Ruang di seberang sana, orang gila tergelak bahak dan tertawa-R tawa-R saling tawa-R kejujuran, ataukah dirimu juga…..
Hhmmmm...perjalanan tak ubahnya sebuah roti tawaR, dikerat agar bermakna meski tetap saja roti tawaR, seperti bedebah menari-nari tiada memahami makna, bagaimana dengan dirimu ?... Waktu tak pernah lelah ketika tawarkan babak, para bedebah masih saja tawar menawar tentang kebenaran bak pasar pagi yang kian pikuk saja, atau aku yang telah tawar dari tawaR menawaR yang kau tawarkan dengan hati tawaR ….

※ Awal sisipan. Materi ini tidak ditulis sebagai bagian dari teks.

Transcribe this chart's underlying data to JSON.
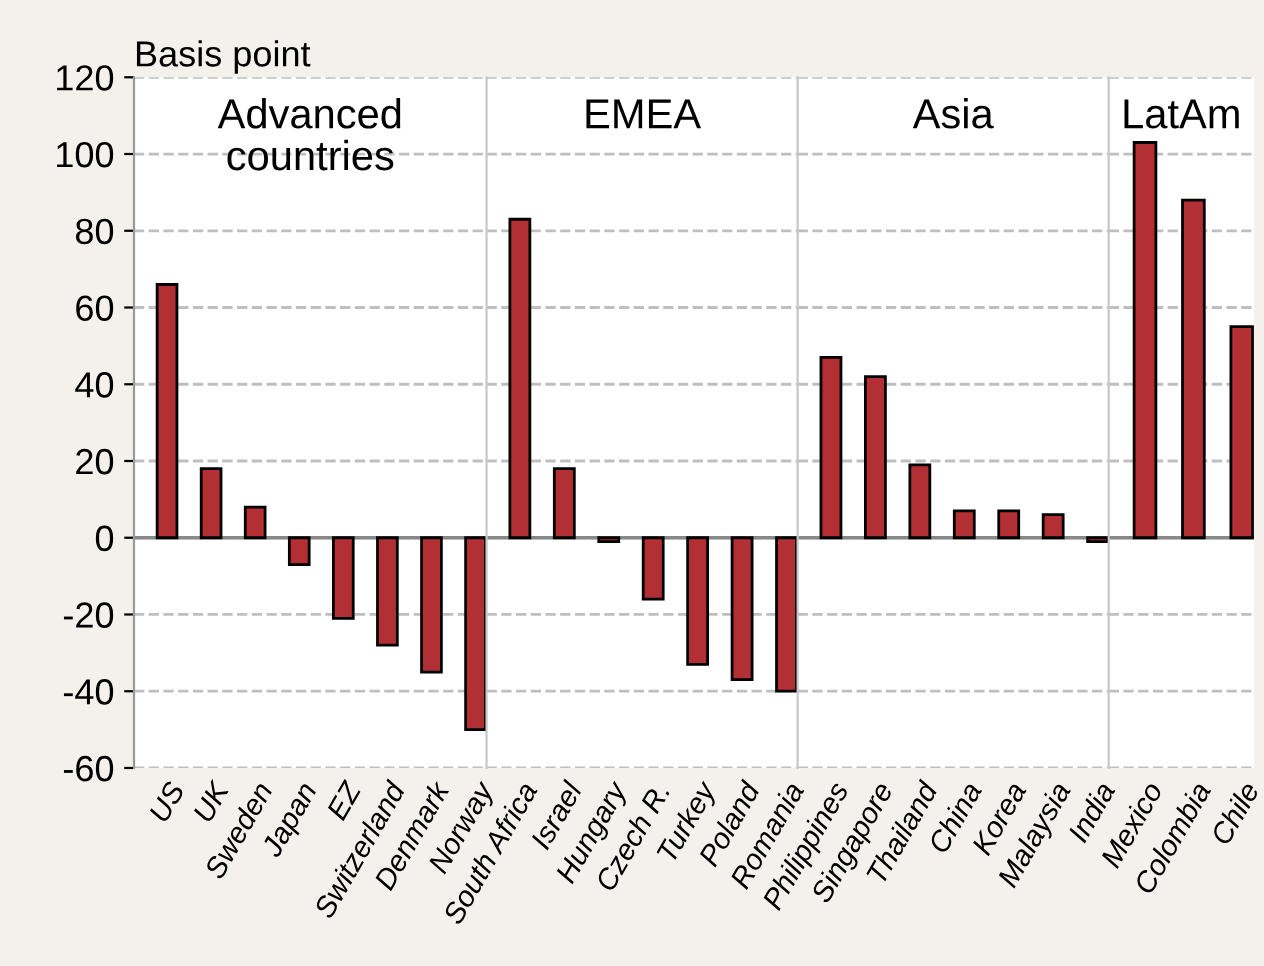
{
  "chart_data": [
    {
      "type": "bar",
      "title": "Advanced countries",
      "ylabel": "Basis point",
      "categories": [
        "US",
        "UK",
        "Sweden",
        "Japan",
        "EZ",
        "Switzerland",
        "Denmark",
        "Norway"
      ],
      "values": [
        66,
        18,
        8,
        -7,
        -21,
        -28,
        -35,
        -50
      ],
      "color": "#b22f33",
      "ylim": [
        -60,
        120
      ],
      "yticks": [
        -60,
        -40,
        -20,
        0,
        20,
        40,
        60,
        80,
        100,
        120
      ],
      "grid": "y"
    },
    {
      "type": "bar",
      "title": "EMEA",
      "categories": [
        "South Africa",
        "Israel",
        "Hungary",
        "Czech R.",
        "Turkey",
        "Poland",
        "Romania"
      ],
      "values": [
        83,
        18,
        -1,
        -16,
        -33,
        -37,
        -40
      ],
      "color": "#b22f33",
      "ylim": [
        -60,
        120
      ],
      "yticks": [
        -60,
        -40,
        -20,
        0,
        20,
        40,
        60,
        80,
        100,
        120
      ],
      "grid": "y",
      "tick_labels": "x"
    },
    {
      "type": "bar",
      "title": "Asia",
      "categories": [
        "Philippines",
        "Singapore",
        "Thailand",
        "China",
        "Korea",
        "Malaysia",
        "India"
      ],
      "values": [
        47,
        42,
        19,
        7,
        7,
        6,
        -1
      ],
      "color": "#b22f33",
      "ylim": [
        -60,
        120
      ],
      "yticks": [
        -60,
        -40,
        -20,
        0,
        20,
        40,
        60,
        80,
        100,
        120
      ],
      "grid": "y",
      "tick_labels": "x"
    },
    {
      "type": "bar",
      "title": "LatAm",
      "categories": [
        "Mexico",
        "Colombia",
        "Chile"
      ],
      "values": [
        103,
        88,
        55
      ],
      "color": "#b22f33",
      "ylim": [
        -60,
        120
      ],
      "yticks": [
        -60,
        -40,
        -20,
        0,
        20,
        40,
        60,
        80,
        100,
        120
      ],
      "grid": "y",
      "tick_labels": "x"
    }
  ]
}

Hentikan saja tawaR menawaRmu, sebab itu tak ubah pecundang…
Puisi Sketsa Sembilan
SKETSA
SEMBILAN 1995
Benak-benak menggerayang nadir
Menyurukkan lorong bathin antar kala,
Lepas..bebas….bablas……..
Kijing-kijing peradaban jiwa didengungkan
Mata hati tak kuasa bertutur pedang,
Membedah tabir semesta penyadaran
Terbungkam di kapling pencampakan
Gagap nurani
meringkih lirih,
Kemenangan adalah berhala, raja dari segala pemuasan
Kebenaran tak lagi sukma, sekedar prosesi penghias basa-basi
Masih ampuhkah Iman, rumah dari firman-firman
Sementara kendali dikenikmatan semusim,
Semakin pekat menjerat kuat... Munafik !!!!... (merapi’0995-&2y)
Puisi Sketsa Duabelas
SKETSA
DUABELAS 1999
Berapa lama lagi di perhentian, sementara waktu lalu lalang berbeda gaun
Warna warni tak kupahami kau sodorkan, di mukaku yang berpeluh darah
Kakiku tak lagi berupa, berubah bayang terkikis angin
Berapa lama lagi di perhentian, langkahmu
bersimpang arah
Mematut diri bergenggam nisan masa lalu
Berapa lama lagi di perhentian, tulang-tulang
beranjak keriput
Dan rambut-rambut semburatkan awan
Berapa lama lagi di perhentian, mereguk
debu-debu penantian
Satu-satu berurai serpih tak bertuan --&2y--
Nyanyian Badut
NYANYIAN BADUT (SKETSA DUA 1994 )
Di liang-liang waktu bangkitlah riwayat, menyeruakkan wujud-wujud,
Mata-mata terkelupas rabun, nurani semakin nanar, tak jelas.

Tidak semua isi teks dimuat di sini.